Google Cloud Professional Machine Learning Engineer Certification Preparation Guide // Dmitri Lerko

Last updated on 11th of October, 2020. Certification is expected to go into GA on 15th of October.

Authors

Dmitri - knew GCP, didn’t know any of the ML stuff

Steven - knew ML, didn’t know any of the GCP stuff

Perfect reason to collaborate!

New certification

Google announced a new Machine Learninng Engineer beta certification in July with certifications taking place from 15th of July to 21st of August. Dmitri has attempted it on 16th of August. Most of the material below was written before the attempt and are a true reflection of a study guide, not an exam dump. Dmitri is a strong advocate of fair certifications therefore this guide is to motivate a wider audience to learn more about ML and GCP. Steven

Prior knowledge

Dmitri works with GCP professionally for over 2 years. I have GCP 7 certificates, including Data Engineer and DevOps Engineer ones that I find most helpful for this certification. I knew nothing about ML and Google’s ML production prior to starting my ~3-week preparation in the evenings and weekends. Steven is a recent graduate and has taken up a number of Machine Learning modules, so he has a strong theoretical knowledge, but lacked practical application with GCP.

Approach taken with this guide

We used Google’s own certification guide as a bedrock for our studies. It gave us a broad range of topic to try and find knowledge for. Additionally, we are listing materials that we used to prepare and lastly some final tips that don’t fall into either of these categories. Domain of ML and GCP is absolutely huge, so unless you are expert in ML and only need to brush up on GCP, give this certification plenty of time to learn. Even if you’ll learn everything listed below it won’t guarantee a Pass. Apply your newly aquired knowledge in practice and learn from your mistakes!

Learning resources used

Google Cloud Solutions (Free)

Relevant Open Source tools

Machine Learning Glossary

Things you should know really well even if they are not in the guide

Differences between ANNs, CNNs, RNNs, LSTM’s. Which is Appropriate?
How to appropriately split your data into Train/Validate/Test examples.
Neuron Activations: Many possibilities, which is appropriate?
Output Activation: How many outputs? Is the output binary? Probabilistic?
Gradient Descent: Batch, Mini-Batch, Stochastic. What are the differences? What are the consequences of these differences?
Optimisers: Know the differences, and relative strengths of each.
Evaluating model performance. Accuracy is rarely a meaningful metric and frequently misleading.
How to recognise and deal with Over and Under fitting. eg. achieved Better/Worse performance on training than testing.
How to recognise and deal with Class Imbalance. Can look like overfitting.
Hyperparameters: Learning Rate, Dropouts etc.
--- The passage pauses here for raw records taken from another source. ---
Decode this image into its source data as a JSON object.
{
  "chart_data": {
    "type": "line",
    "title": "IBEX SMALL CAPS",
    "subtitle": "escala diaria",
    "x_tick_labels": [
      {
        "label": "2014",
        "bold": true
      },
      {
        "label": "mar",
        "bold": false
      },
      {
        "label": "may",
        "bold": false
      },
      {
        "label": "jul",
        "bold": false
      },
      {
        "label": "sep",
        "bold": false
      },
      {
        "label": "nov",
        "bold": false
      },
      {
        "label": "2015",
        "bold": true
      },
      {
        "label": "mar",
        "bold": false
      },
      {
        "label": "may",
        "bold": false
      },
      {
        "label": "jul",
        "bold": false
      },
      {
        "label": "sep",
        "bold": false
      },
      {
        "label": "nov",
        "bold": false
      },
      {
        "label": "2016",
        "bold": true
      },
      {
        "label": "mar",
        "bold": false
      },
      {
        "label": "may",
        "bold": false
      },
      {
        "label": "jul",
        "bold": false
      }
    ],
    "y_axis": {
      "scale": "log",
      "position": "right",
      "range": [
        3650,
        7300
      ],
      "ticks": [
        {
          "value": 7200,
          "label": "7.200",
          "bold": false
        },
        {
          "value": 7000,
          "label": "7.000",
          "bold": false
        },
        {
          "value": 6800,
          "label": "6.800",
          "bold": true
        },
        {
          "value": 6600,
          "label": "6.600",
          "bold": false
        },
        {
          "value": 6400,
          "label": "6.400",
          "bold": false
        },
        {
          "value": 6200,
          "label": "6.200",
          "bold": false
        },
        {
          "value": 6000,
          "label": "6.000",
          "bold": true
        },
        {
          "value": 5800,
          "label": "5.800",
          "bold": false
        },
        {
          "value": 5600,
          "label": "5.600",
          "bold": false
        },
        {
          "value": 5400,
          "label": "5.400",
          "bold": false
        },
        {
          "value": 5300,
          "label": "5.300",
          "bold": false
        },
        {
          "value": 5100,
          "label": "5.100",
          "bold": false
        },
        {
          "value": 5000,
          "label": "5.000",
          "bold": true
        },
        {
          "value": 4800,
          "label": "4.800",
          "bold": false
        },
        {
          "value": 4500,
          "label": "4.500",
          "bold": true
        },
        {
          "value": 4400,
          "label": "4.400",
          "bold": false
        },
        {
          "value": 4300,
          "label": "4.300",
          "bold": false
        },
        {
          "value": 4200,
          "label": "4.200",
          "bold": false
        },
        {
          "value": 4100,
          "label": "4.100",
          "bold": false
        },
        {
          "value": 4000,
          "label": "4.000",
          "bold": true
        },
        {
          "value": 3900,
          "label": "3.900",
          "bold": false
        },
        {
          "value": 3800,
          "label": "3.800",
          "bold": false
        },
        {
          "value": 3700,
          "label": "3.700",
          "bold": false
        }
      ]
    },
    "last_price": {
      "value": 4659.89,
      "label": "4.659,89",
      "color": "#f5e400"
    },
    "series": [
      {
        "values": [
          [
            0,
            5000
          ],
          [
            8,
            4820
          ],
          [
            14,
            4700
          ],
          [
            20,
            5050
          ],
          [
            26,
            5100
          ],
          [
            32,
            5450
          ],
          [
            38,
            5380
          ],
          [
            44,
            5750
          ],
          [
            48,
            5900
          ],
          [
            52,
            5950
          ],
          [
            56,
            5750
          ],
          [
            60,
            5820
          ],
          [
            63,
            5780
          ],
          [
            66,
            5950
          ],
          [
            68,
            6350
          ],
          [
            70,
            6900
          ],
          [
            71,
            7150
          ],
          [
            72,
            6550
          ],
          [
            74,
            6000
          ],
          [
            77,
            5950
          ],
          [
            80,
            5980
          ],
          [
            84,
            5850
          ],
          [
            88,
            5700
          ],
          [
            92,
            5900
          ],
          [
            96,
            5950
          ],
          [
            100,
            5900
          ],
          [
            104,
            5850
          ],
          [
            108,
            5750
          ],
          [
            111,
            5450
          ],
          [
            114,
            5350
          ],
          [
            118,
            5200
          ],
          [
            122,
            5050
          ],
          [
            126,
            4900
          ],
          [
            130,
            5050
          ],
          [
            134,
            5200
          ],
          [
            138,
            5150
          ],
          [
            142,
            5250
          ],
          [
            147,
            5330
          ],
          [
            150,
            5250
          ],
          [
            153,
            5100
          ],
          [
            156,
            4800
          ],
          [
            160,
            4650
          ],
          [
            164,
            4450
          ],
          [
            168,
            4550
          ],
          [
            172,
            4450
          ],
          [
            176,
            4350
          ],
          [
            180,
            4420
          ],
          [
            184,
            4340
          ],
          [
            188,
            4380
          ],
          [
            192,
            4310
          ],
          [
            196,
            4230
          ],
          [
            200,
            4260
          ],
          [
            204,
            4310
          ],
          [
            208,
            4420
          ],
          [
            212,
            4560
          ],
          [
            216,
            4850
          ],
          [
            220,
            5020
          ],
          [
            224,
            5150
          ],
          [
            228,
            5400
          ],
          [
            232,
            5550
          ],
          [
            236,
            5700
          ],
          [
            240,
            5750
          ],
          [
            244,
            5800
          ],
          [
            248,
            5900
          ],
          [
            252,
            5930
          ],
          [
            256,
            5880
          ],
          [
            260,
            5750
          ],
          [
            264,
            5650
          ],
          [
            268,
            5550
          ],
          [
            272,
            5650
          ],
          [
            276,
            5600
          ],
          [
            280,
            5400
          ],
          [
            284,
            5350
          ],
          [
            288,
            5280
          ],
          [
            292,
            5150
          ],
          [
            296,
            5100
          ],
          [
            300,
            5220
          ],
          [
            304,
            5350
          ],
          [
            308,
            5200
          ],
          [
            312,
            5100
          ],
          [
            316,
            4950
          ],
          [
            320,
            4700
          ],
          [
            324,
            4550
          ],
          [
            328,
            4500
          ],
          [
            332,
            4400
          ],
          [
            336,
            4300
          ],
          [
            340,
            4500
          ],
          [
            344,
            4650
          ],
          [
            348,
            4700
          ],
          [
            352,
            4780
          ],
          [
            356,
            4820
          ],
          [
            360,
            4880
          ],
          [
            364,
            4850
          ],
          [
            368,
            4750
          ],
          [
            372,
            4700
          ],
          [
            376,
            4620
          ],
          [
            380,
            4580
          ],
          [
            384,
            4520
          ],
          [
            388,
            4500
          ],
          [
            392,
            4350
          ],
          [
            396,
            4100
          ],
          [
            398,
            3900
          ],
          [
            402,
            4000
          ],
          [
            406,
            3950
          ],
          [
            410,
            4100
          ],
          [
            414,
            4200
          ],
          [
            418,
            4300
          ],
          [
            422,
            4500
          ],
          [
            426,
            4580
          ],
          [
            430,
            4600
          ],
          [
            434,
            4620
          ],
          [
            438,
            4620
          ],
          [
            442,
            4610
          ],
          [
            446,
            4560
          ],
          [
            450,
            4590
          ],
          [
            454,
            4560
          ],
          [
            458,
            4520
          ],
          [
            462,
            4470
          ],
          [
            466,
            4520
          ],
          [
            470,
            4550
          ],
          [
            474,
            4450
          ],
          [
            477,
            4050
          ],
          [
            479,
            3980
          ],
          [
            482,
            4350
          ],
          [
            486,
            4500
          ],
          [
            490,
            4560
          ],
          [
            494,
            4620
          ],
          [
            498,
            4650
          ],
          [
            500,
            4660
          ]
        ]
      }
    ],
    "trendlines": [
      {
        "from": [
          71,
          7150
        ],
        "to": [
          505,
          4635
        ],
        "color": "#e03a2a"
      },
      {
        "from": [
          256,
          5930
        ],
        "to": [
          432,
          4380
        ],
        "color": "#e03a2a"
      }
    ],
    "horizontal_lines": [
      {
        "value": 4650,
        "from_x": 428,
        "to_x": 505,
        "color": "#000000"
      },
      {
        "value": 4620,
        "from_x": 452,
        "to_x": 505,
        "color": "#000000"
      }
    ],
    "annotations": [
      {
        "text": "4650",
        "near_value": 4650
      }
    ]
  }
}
Are they appropriate?
Regularisation: L1, L2 what are the differences? Is regularisation appropriate?
How to recognise and deal with Vanishing/Exploding Gradients.
Collaborative filtering
Savings costs on developing, training and serving ML models in GCP
tf.data
TFRecord
AI Platform, Dataflow - learn and try out all you can
Optimising for training speed, serving speed
Dealing with TensorFlow and machine Out of Memory issues
Re-using existing models in Google products
Where and why use more CPU, memory, GPU or TPU.
Understand customer lifetime value
Study as many solutions as you can, they are well written, full of useful content and great bridge between theory and practice.